How to limit rewalk

gebickford
Posts: 6
Joined: Mon Jun 18, 2001 3:25 pm

How to limit rewalk

Post by gebickford »

I'm trying to find the most efficient and easiest way to configure Webinator so it doesn't re-walk the pages it's already done. The site I'm working on is a newspaper's online site, where nearly all the content never changes. Each week the items in the main directory are replaced, and after a week are moved into a dated directory under /archive/. Thus, we have:

/
/welcome.html
/front1.shtml
/front2.shtml
...
/archive/
/archive/20010620/
welcome.html
front1.shtml
...
/archive/20010613/

and so forth. The archives are linked off the main page so a depth limit won't do what I want - the new archive is at the same depth as the old ones.

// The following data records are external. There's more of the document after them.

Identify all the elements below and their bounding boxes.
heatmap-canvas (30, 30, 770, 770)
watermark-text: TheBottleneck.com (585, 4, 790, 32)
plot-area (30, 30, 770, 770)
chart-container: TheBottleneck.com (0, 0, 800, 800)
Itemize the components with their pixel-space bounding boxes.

Presently, I use -rewalk to reindex the entire site, which works fine. However this is inefficient. So each week, I want to index the top level, plus just _one_ of the directories under /archive (the most recent).

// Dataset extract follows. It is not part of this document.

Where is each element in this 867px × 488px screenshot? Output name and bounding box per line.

I see several possible ways to do this, including using the -V option to only download modified pages, or using -x to exclude previously run directories (this would require updating for each run).

What might be the most effective way to do this? My present config file has these options:
-d- -D9 -M -o -t5 -fshtml
The -D9 is historical, and probably not relevant any more.
User avatar
mark
Site Admin
Posts: 5519
Joined: Tue Apr 25, 2000 6:56 pm

How to limit rewalk

Post by mark »

Use -e with -X and -V
gebickford
Posts: 6
Joined: Mon Jun 18, 2001 3:25 pm

How to limit rewalk

Post by gebickford »

If I understand correctly then, adding (for example) '-e"-7 days" -X -V will _limit_ the retrieval of older pages, but won't limit the retrieval of the new pages?

Also, because of the timeliness factor in newspapers, we intend to use a version of the scripted walker code to set the page's last-modified date into the Visited field, so we can use "order by Visited" in the search and get most recent articles first. I think this won't affect the above negatively. Am I right?

Adding the page date (either by parsing a meta-tag or the last-modified method) to the database in its own field would be my suggestion for the ideal new feature :O) This would get us away from the kluge of using the Visited field for this. Another, more general way of handling this might be to add a 'comments' field in which we could put arbitrary data, perhaps XML-format. This would handle all sorts of user extensions without forcing any additional expansion and incompatibility issues with the database.
User avatar
mark
Site Admin
Posts: 5519
Joined: Tue Apr 25, 2000 6:56 pm

How to limit rewalk

Post by mark »

Right. It will check each page for modification. Modified pages will be downloaded. New hyperlinks will be added to the database. This all assumes that the webserver respects the if-mod-since directive in a request.

If you're adventurous you could modify the scripted walker to do the whole thing for you rather than having to do every page twice. See http://thunderstone.master.com/texis/ma ... 3a96d57b1a

The meta field holds the arbitrary meta info. See -meta.